California High-Speed Rail in Trouble
posted in Planning Disasters, Transportation |New reports have raised questions about and spurred opposition to California’s grandiose high-speed rail plans. First, last April, the California state auditor reported that the state’s high-speed rail authority suffered from “inadequate planning, weak oversight, and lax contract management,” which is not exactly what you want to hear about an agency that is about to build the most expensive state-sponsored public works project in history.

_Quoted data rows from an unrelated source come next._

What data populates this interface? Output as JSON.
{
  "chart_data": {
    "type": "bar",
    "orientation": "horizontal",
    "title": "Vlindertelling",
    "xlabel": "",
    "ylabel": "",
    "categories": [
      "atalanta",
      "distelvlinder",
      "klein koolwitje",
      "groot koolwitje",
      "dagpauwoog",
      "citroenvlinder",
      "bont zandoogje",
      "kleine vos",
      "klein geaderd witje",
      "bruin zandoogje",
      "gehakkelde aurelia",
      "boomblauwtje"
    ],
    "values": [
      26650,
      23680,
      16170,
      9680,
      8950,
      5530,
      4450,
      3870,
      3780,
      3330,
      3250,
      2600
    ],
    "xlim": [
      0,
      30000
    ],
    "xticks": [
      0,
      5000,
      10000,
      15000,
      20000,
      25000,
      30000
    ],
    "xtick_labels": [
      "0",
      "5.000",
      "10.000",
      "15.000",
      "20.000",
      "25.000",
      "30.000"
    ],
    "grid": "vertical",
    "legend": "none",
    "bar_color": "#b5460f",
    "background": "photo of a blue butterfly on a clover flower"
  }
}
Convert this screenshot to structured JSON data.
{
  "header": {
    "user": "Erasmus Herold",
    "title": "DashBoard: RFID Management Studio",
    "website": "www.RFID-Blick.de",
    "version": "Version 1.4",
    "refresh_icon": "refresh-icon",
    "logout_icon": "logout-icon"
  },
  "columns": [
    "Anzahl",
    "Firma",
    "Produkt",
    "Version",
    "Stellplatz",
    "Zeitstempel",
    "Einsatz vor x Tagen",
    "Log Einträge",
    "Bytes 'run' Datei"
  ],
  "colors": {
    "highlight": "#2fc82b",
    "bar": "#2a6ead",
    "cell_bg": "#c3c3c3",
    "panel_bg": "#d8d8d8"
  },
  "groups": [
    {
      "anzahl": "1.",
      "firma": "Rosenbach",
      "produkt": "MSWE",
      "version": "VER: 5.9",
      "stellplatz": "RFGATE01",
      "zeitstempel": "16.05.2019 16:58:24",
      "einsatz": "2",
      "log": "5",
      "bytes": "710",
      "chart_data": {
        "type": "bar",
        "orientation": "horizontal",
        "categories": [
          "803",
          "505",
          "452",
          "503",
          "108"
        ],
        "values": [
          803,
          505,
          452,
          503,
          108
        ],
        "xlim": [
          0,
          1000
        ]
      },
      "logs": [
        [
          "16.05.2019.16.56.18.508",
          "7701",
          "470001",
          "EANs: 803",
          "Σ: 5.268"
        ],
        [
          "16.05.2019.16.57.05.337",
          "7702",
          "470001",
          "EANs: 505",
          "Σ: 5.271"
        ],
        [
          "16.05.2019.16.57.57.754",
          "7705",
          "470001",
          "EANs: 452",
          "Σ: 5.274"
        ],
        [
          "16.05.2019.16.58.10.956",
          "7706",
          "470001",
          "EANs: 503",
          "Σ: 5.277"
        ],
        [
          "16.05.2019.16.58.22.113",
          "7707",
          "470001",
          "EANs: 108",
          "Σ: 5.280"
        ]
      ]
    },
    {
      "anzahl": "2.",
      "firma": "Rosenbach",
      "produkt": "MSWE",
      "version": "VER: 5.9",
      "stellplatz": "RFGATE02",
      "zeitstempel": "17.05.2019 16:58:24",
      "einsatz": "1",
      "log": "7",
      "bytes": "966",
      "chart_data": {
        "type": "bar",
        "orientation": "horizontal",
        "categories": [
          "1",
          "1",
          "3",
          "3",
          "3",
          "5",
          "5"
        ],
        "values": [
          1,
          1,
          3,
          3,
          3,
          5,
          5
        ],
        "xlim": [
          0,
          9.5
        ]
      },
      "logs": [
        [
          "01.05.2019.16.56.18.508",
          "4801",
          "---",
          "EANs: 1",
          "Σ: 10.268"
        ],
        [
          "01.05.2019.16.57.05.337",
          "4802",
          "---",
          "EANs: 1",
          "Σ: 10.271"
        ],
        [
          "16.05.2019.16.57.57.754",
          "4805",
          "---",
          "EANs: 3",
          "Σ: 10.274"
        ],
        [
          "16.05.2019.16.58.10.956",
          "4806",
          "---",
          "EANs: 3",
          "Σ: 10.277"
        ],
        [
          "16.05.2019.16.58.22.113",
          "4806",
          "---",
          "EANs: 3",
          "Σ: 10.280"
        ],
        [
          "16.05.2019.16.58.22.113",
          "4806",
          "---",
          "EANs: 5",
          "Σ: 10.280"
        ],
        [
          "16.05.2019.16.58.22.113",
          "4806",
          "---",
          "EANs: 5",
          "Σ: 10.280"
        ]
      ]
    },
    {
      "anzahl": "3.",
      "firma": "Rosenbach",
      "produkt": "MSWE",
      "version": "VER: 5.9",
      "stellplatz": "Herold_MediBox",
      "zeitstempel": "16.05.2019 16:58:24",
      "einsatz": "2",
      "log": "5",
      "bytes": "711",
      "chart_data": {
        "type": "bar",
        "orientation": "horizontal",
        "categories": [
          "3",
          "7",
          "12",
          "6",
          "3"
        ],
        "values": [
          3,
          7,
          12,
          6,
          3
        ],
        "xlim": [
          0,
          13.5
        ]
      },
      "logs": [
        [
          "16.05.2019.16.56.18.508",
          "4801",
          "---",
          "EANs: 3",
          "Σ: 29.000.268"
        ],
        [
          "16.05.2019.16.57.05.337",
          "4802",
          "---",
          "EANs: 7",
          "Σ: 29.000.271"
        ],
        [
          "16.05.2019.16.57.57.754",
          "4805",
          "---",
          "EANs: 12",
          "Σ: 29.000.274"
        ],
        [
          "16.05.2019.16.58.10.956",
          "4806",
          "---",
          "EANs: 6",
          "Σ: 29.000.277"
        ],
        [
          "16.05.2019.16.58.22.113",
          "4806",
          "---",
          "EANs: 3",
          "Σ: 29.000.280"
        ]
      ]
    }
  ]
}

Second, a new report from the University of California found that the state’s ridership forecasts “are not reliable.” Based on a re-assessment by economist David Brownstone (who is fast becoming one of the Antiplanner’s favorite economists) and two UC engineering profs, the fares needed to cover the trains’ operating costs would have to be more than double the original projections, which is also more than the cost of flying. Since the measure approved by voters in 2008 forbade any state operating subsidies, such high fares would doom the project.
Many questions had been raised about the state’s ridership forecasts prior to this report. Of course, the Reason Foundation questioned the numbers as long ago as 2008. More recently, several California groups argued that the state rail authority developed a peer-reviewed model, then discarded it in favor of a questionable model that produced higher numbers. Some groups have gone so far as to sue the state for lying about the numbers.
The University of California report has led several newspapers, including the Oakland Tribune and San Diego Union-Tribune, to argue that the high-speed rail authority has lost its credibility and that the state should “abandon the high-speed train fantasy, spend the $2.25 billion in federal funds on more realistic rail projects and not sell any of the [$9 billion worth of] bonds” that voters approved in 2008.
In response, high-speed rail advocates complain that the media has given so much attention to the University of California report while it supposedly ignored a report from CalPIRG claiming that high-speed rail has been “successful” all over the world. (Update: It turns out the blogger who complained also happened to write the CalPIRG report — something he never mentioned in the blog post that purports to objectively review the report.) The reality is that, as one commenter notes, the press has given high-speed rail a “free pass” until recently, notably ignoring the Reason Foundation critiques when they were published two months before the 2008 election.
As for CalPIRG’s report, its definition of “success” is apparently, “if we subsidize it enough, they will come.” They note that heavily subsidized trains in selected markets managed to capture market share away from heavily-taxed autos and unsubsidized airlines. They also repeat Amtrak’s claims about its share of Boston-Washington travel without mentioning that Amtrak ignores intercity buses, which carry more travelers in that corridor than Amtrak.
In counting “successful” rail lines, CalPIRG ignored the line in China that was recently shut down because it could not compete with slower, lower-fare trains. It also ignored the line in Taiwan that went bankrupt late last year. Nor did CalPIRG bother to ask how much subsidy was needed to make the lines it did consider appear “successful.”
Meanwhile, at the federal level, the GAO just published a report arguing that federal high-speed rail plans were hastily drawn up and not well thought out. Unfortunately, the GAO mainly looked at high-speed rail as a part of the stimulus package and not on its own merits. As a result, it missed several important points.
For example, it divides rail into “conventional” (up to 79 mph), “higher speed” (80-150 mph), and “high speed” (150-plus mph). But the critical distinction should be at 90 to 110 mph, which are the maximum speeds that most railroads will allow passenger trains to run on the same tracks as their freight trains. Anything above that, whether 120 mph or 200 mph, will require construction of new tracks that will cost at least 10 times as much as improving existing tracks to run at 90 to 110 mph.
One major problem is that high-speed rail advocates want the public to pretend that capital costs don’t count, only operating costs — and then want the public to believe that fares will cover operating costs, when they won’t even in the most populated corridors.
Trains operating at top speeds of 90 to 110 mph (meaning average speeds of 60 to 75 mph) will not attract enough riders to make a difference in any market. Trains operating at top speeds of more than 200 mph (meaning average speeds of 140 mph or so) might attract more riders, but their extremely high cost makes them just as infeasible.